Born in Browndale, Pa., Dr. Monasky earned a bachelor's in biology at the University of Scranton and graduated from what is now the University of Pittsburgh School of Dental Medicine in 1960.
Dr. Monasky became a Navy dental officer after graduation, married Army Nurse Corps Capt. Barbara Frahm, and pursued a military career until he retired with the rank of commander in 1980.
"He grew up in a small town; I think it was the sense of travel" that drew him to the Navy life, said his daughter, herself a Navy commander and dental officer.
He had begun his career at the Norfolk (Va.) Naval Shipyard and was transferred to Pearl Harbor, where he was given the first of four career shipboard assignments.
The Navy sent him to the prosthodontics program at the University of North Carolina, Chapel Hill, where he earned a master's degree in 1970 in that speciality, which his daughter said involves such skills as making dentures and implants.
Before his Chapel Hill studies, the Navy had assigned him to shipyards in Boston and Charleston, S.C. After Chapel Hill he served in Newport, R.I., Guantánamo Bay, Cuba, and the Marine Corps base at Quantico, Va..

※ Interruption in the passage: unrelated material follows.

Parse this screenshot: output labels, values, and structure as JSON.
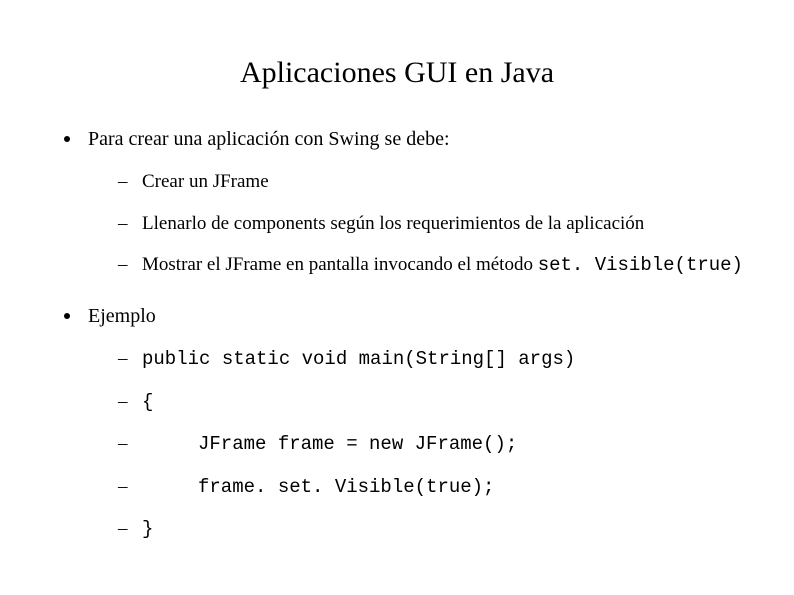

At Temple, Dr. Monasky began as an assistant professor in the prosthodontics department in 1980 and retired as a full professor in 1999. He was a member of the American Dental Association, the American College of Prosthodontists, and the Pennsylvania Prosthodontics Association. He was a Fourth Degree Knight of Columbus.
Besides his daughter, Dr. Monasky is survived by son George A., daughters Johanna Kolonsky and Julie Hess, and three grandchildren. His wife died in 2009.
A viewing was set from 10 a.m. Friday, June 8, at St. Alphonsus Church, 33 Conwell Dr., Ambler, before an 11 a.m. Funeral Mass there, with burial in St. John's Cemetery, Forest City, Pa.